Menurut Yanti, untuk mengatasi tantangan tersebut diperlukan dukungan regulasi yang jelas terlebih dahulu. Selain itu, masyarakat juga perlu ditingkatkan kesadarannya untuk mendukung potensi energi terbarukan.
Menanggapi hal tersebut, Direktur Jenderal Energi Baru, Terbarukan, dan Konservasi Energi (EBTKE) Kementerian ESDM, Dadan Kusdiana mengatakan dalam kajian ESDM dipaparkan bahwa solusi terkait teknis bisa ditemukan selama teknologi energi baru Indonesia ekonomis.
“Karena kita punya teknologi dan sumber daya untuk menyerap emisi, kita dapat memaksimalkan apa yang kita miliki untuk menekan emisi,” ujar Dadan.
Selanjutnya, Dadan mengungkapkan pula berkaitan dengan pendanaan proyek, saat ini justru banyak investor sudah mengantri untuk berinvestasi di energi terbarukan. Agar pembiayaan berjalan efektif, menurut Dadan saat ini pemerintah masih perlu membuat prioritas tentang jenis energi terbarukan yang akan dikembangkan.
“Dalam Rencana Usaha Penyediaan Tenaga Listrik (RUPTL) (hijau-red) yang sudah ditandatangani tersebut, kita akan memberikan fokus lebih luas terhadap PLTS. Sementara untuk proyek yang sudah ada seperti proyek panas bumi akan terus diekspansi, demikian juga untuk PLTA,” jelasnya.

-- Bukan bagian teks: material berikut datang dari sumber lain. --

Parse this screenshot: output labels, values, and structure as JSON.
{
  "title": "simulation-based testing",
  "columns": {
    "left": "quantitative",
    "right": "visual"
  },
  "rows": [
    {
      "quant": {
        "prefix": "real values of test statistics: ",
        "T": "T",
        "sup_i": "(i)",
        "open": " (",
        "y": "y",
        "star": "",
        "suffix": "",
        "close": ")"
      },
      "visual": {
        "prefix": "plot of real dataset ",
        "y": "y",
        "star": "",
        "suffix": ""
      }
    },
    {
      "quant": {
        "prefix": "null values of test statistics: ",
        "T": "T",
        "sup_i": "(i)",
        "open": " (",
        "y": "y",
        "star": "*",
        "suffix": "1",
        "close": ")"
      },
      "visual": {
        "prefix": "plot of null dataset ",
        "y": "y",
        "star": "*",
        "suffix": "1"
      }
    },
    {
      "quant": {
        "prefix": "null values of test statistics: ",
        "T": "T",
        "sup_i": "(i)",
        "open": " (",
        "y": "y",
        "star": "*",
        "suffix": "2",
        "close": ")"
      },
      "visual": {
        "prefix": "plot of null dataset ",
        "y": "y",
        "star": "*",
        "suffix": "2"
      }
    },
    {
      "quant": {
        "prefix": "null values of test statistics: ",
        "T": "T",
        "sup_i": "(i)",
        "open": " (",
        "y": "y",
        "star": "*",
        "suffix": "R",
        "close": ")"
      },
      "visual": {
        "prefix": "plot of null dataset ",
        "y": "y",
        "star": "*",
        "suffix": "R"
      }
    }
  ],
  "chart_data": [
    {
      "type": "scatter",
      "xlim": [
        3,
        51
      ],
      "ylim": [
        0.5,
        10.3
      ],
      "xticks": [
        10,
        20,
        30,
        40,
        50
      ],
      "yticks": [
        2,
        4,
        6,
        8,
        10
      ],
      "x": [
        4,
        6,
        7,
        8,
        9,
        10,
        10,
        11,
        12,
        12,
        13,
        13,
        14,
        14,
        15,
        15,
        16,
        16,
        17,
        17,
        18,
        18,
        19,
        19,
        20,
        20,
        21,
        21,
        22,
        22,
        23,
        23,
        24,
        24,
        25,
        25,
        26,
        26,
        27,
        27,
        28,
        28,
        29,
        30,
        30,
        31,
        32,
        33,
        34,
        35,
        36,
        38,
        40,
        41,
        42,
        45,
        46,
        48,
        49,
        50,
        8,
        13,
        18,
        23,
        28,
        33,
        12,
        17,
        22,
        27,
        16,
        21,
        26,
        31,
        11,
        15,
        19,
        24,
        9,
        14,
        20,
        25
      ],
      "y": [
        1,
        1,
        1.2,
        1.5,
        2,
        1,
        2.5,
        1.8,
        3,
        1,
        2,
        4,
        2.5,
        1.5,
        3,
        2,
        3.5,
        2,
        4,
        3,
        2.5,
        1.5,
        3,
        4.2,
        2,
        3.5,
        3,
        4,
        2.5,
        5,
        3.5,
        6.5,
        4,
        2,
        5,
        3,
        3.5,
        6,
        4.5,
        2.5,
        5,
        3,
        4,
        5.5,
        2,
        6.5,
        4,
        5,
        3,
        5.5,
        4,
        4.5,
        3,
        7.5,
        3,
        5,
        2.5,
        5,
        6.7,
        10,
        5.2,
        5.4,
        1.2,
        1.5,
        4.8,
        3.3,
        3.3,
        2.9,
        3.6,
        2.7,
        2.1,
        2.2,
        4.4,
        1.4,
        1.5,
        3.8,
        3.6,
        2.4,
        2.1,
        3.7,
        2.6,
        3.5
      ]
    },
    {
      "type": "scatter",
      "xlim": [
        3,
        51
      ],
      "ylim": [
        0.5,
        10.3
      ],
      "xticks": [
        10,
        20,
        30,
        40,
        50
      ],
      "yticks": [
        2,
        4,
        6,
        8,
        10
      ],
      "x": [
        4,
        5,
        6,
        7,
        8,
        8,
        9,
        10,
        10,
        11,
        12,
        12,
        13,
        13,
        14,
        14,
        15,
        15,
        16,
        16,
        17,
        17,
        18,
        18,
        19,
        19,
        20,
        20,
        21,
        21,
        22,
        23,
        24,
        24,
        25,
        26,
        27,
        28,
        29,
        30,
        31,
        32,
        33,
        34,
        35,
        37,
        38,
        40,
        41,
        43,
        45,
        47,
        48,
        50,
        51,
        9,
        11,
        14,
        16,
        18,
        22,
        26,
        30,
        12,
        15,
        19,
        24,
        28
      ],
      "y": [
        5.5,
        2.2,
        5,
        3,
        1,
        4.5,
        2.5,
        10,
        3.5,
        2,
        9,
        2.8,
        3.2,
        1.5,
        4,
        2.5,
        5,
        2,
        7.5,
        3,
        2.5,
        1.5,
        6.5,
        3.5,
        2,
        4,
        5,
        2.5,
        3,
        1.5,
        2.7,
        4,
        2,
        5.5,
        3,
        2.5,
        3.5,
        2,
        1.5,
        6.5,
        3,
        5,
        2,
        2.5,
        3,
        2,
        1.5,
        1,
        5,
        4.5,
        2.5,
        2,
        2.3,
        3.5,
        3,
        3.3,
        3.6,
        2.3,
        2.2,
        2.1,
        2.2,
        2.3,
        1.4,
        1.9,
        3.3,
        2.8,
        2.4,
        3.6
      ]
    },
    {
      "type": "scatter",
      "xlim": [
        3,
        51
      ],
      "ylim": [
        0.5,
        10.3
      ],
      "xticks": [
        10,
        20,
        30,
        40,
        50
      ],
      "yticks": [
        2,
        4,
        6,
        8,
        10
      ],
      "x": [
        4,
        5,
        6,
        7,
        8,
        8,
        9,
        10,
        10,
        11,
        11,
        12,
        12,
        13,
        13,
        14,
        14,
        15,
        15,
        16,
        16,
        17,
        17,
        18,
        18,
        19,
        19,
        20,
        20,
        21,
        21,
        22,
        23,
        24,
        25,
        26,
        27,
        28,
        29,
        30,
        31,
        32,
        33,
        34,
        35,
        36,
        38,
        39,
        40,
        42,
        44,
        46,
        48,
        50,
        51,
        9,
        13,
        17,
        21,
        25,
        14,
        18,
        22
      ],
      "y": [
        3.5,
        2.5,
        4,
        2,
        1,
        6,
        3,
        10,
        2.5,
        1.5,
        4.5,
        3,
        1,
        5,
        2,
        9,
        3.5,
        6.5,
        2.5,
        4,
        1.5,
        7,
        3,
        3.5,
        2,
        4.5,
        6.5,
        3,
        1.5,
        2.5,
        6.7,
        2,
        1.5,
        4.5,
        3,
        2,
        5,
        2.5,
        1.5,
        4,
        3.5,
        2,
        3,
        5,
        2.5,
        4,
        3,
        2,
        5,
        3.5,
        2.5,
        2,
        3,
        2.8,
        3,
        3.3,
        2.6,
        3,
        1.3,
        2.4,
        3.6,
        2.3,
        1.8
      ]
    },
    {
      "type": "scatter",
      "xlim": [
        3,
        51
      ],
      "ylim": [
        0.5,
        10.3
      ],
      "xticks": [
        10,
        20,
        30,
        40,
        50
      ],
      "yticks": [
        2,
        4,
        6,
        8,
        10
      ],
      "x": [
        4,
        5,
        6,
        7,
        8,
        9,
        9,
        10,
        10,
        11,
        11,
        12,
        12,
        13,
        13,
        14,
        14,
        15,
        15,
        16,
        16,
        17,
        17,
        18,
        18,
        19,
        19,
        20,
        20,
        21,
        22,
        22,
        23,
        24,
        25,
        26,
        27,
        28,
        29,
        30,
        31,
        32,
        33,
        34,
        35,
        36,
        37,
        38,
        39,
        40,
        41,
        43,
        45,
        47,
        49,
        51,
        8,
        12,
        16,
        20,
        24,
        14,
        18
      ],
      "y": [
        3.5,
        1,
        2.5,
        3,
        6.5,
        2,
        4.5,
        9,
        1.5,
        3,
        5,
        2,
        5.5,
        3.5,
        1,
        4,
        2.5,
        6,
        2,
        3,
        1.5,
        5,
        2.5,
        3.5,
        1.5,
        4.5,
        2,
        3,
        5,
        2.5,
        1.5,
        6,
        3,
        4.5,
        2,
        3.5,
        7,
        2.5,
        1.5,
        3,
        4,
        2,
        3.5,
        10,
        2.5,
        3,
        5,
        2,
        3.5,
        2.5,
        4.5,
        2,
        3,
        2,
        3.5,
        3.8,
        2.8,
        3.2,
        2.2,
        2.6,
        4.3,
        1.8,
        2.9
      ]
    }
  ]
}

Senada dengan Dadan, CEO Pertamina Power Indonesia, Dannif Danusaputro membenarkan bahwa saat ini banyak pihak yang ingin berinvestasi dalam proyek EBT di Indonesia. Sebab, dukungan pendanaan dari investor makin terbatas untuk berinvestasi di proyek energi fosil dengan semakin menguatkan komitmen iklim banyak negara di dunia.
“Masalahnya mereka mencari proyek yang sizenya cukup besar, dan kita belum terlalu banyak proyek dengan ukuran besar, katakanlah di atas 50 MW. Proyek yang di atas itu yang perlu dikembangkan agar bankable,” kata Dannif.
Ulrike Lehr, Kepala Sosial Ekonomi dan Kebijakan, IRENA, menyoroti rata-rata pertumbuhan ekonomi dunia diperkirakan akan lebih tinggi di tahun 2050 jika mendorong pertumbuhan ekonomi yang rendah karbon. Permasalahan sosial yang mungkin muncul terkait hilangnya pekerjaan di industri tambang fosil dan bahan bakar fosil dapat dikompensasi dengan mudah dengan terbukanya lapangan pekerjaan di industri lainnya yang akan tumbuh lebih cepat.
“Tentu membutuhkan seperangkat kebijakan untuk mendukung pengembangan energi terbarukan, mengintegrasikan regulasi dalam sistem jaringan, perubahan yang struktural, dan kebijakan transisi energi yang berkeadilan, serta menjaring dukungan dan penerimaan penuh dari masyarakat luas terhadap energi terbarukan,” tutur Ulrike.